Falling object 1D Kinematic Question

[CandyApples]

Homework Statement

An object falls from height h from rest. If it travels .5h in the last second before hitting the ground, determine how long it takes to fall and the height h.
xi = .5hm, t =1s, a = 9.8m/s^2, xf = 0m,

Homework Equations

Vf = Vi + at
xf = xi + .5at^2

The Attempt at a Solution

xf = xi + .5at^2
0 = .5h + .5(-9.8)(1)
h = 9.8m

I know that this answer is not correct, I am having trouble figuring out how to manipulate the given data into one of those equations to either come up with h or find the total time.

 

[Jebus_Chris]

Homework Statement

An object falls from height h from rest.

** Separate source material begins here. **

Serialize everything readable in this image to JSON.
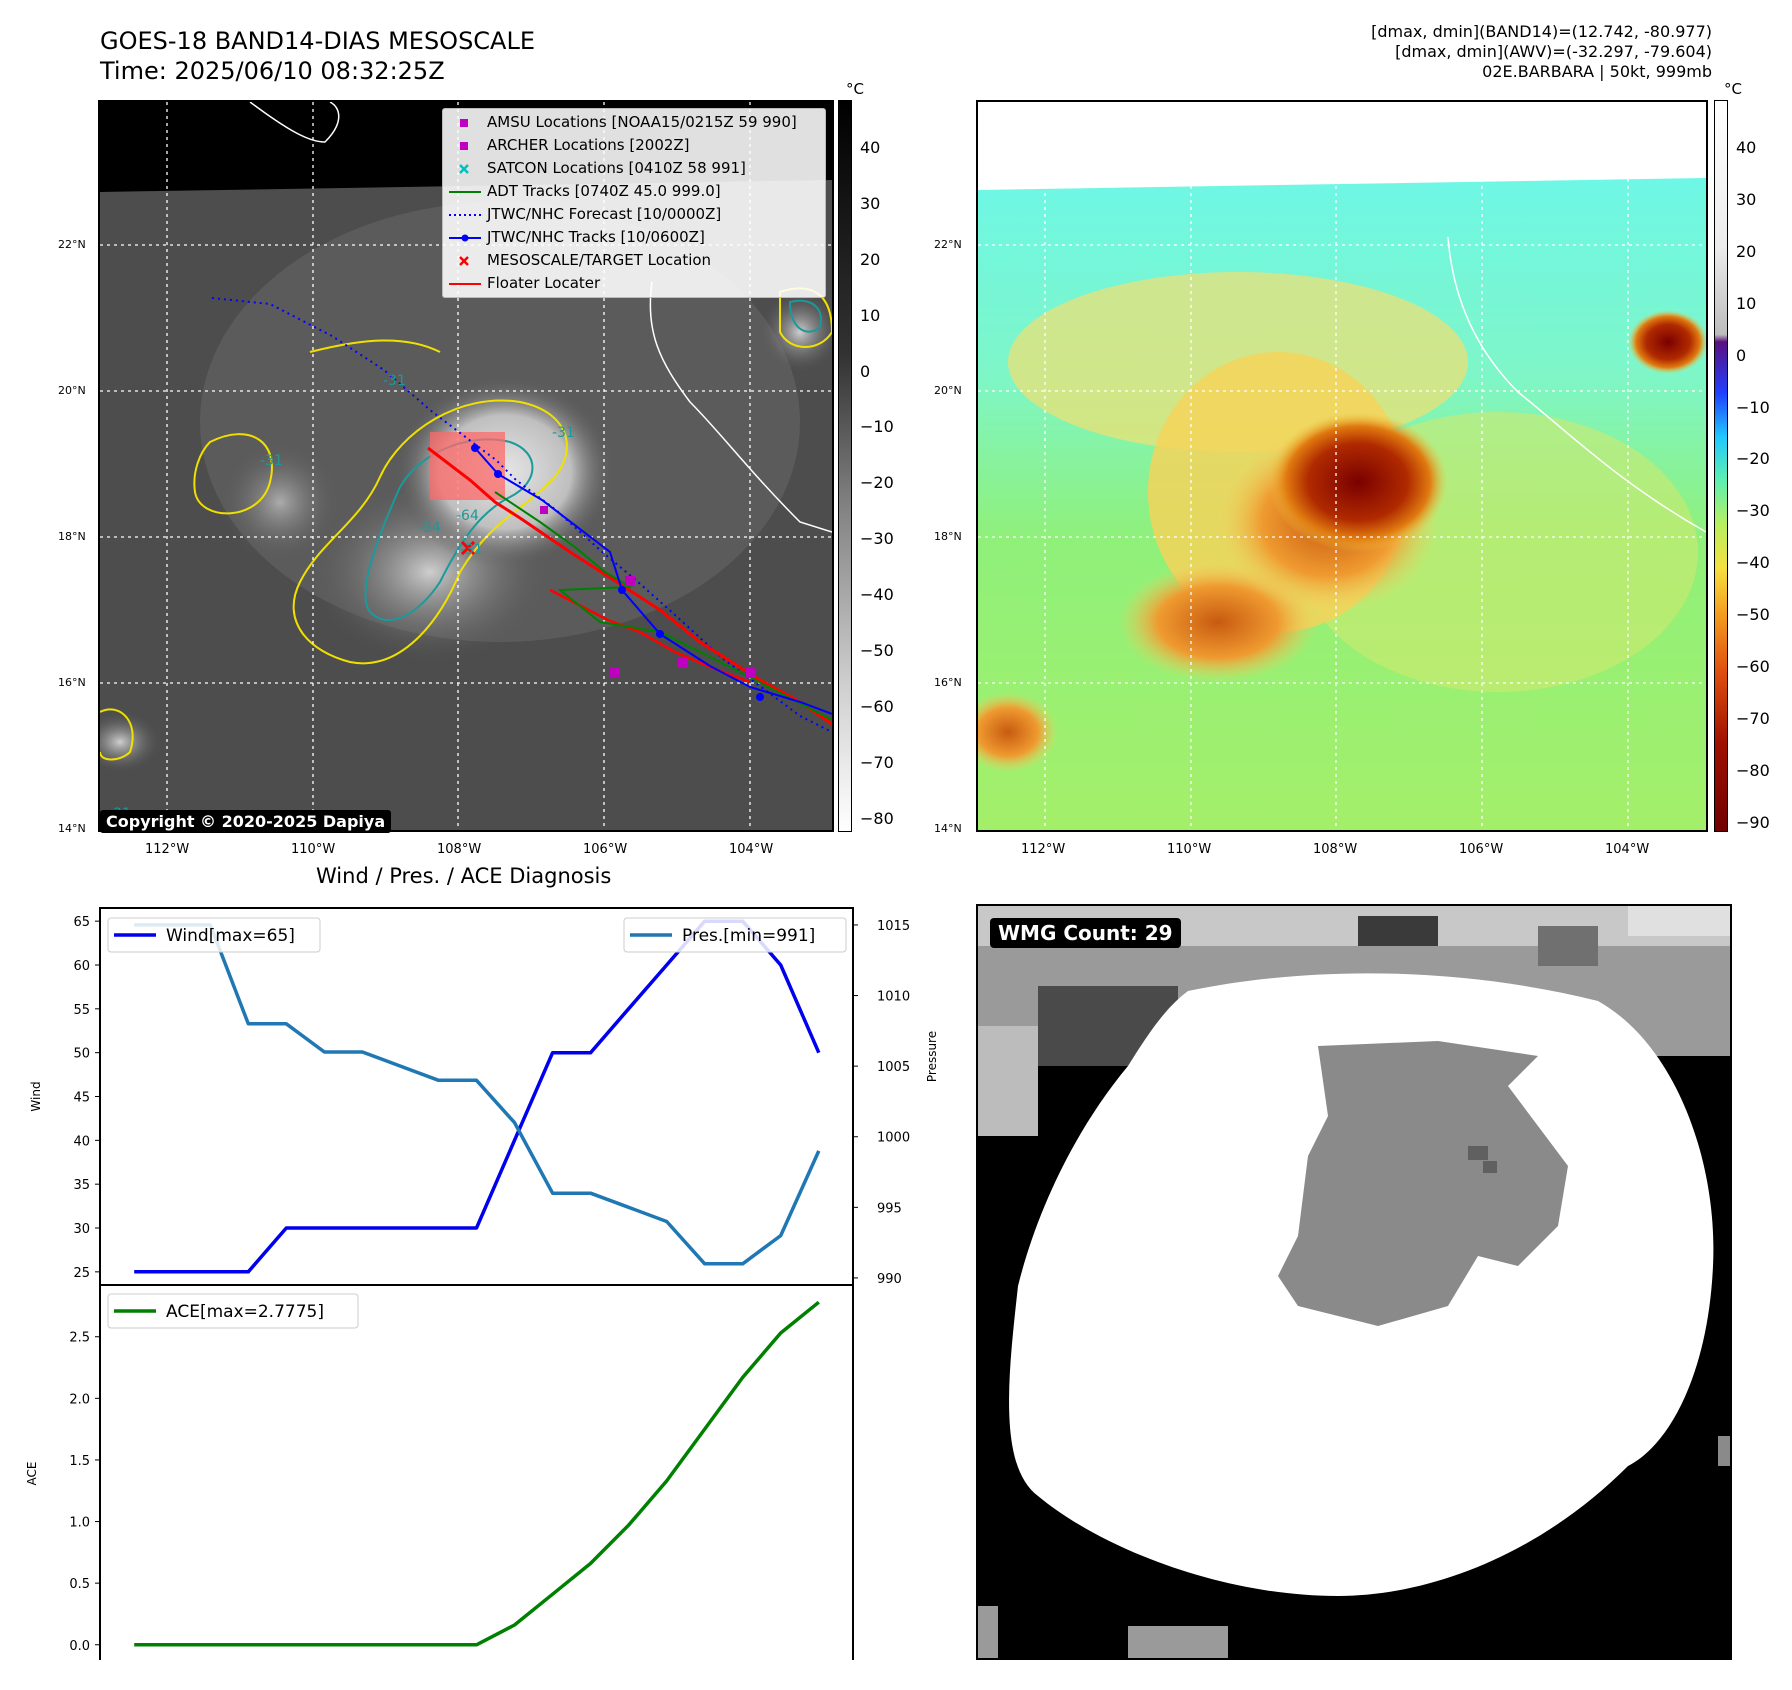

If it travels .5h in the last second before hitting the ground, determine how long it takes to fall and the height h.
xi = .5hm, t =1s, a = 9.8m/s^2, xf = 0m, Why is t=1s?

Homework Equations

Vf = Vi + at
xf = xi + .5at^2

The Attempt at a Solution

xf = xi + .5at^2
0 = .5h + .5(-9.8)(1)
h = 9.8m

I know that this answer is not correct, I am having trouble figuring out how to manipulate the given data into one of those equations to either come up with h or find the total time.

all you need in this problem is
x_f = x_i + \frac{1}{2}gt^2

A good place to start would be to find h in terms of t.

Also, the object travels .h in the last second which means that the displacement from when the ball hits the ground minus the displacement of where the ball was 1 second ago equals .5h.

 

[tiny-tim]

Hi CandyApples!

(try using the X² and X₂ tags just above the Reply box )

An object falls from height h from rest. If it travels .5h in the last second before hitting the ground, determine how long it takes to fall and the height h.
…
xf = xi + .5at^2

Nooo … learn your constant acceleration equations …

it should be x_f = x_i + v_it + .5at²

(and for that reason, you'll see it's not actually a very helpful equation to use! )

Hint: don't try to do it all in one equation … use two equations, both with v_i = 0.

 

[CandyApples]

Ok so trying a different method, I think I am a little closer.

Using the equation V_f² = 2ax I have determined that V_f = (19.6h)^1/2. The problem is that when I use this value for V_f=V_i+at I have two variables (h and t). Is there any way I can find t?

 

[tiny-tim]

Ok so trying a different method, I think I am a little closer.

Using the equation V_f² = 2ax I have determined that V_f = (19.6h)^1/2. The problem is that when I use this value for V_f=V_i+at I have two variables (h and t). Is there any way I can find t?

Nooo … why have you introduced v_f? … you're not asked for it, it only gives you an unwanted extra unknown

Hint: think of it as two projectiles …

you drop them both together from height h, one hits a ledge at height h/2, and the other hits the ground at height 0 one second later.

So for both of them, you have v_i a and s, and you have a relationship between t.

What do you get? ​

 

[CandyApples]

well if i treat them as two separate objects, s = V_it + .5at² will work to correlate the two by setting one t to either t+1 or t-1, right?

This will work if it is ok to set V_i equal to zero for both equations.

Equation 1 will be h = .5(-9.8)t²
Equation 2 will be .5h = .5(-9.8)(t-1)²

If this is logically set up, it will provide a way to link the two times together to find a numeric answer for h.

 

[rl.bhat]

well if i treat them as two separate objects, s = V_it + .5at² will work to correlate the two by setting one t to either t+1 or t-1, right?

This will work if it is ok to set V_i equal to zero for both equations.

Equation 1 will be h = .5(-9.8)t²
Equation 2 will be .5h = .5(-9.8)(t-1)²

If this is logically set up, it will provide a way to link the two times together to find a numeric answer for h.

Now substitute the value of h from the first equation in the second and solve the quadratic to find t. From that value you can find h.

 

[CandyApples]

Wow I got it now, thank you so much :-). I am so slow when it comes to physics.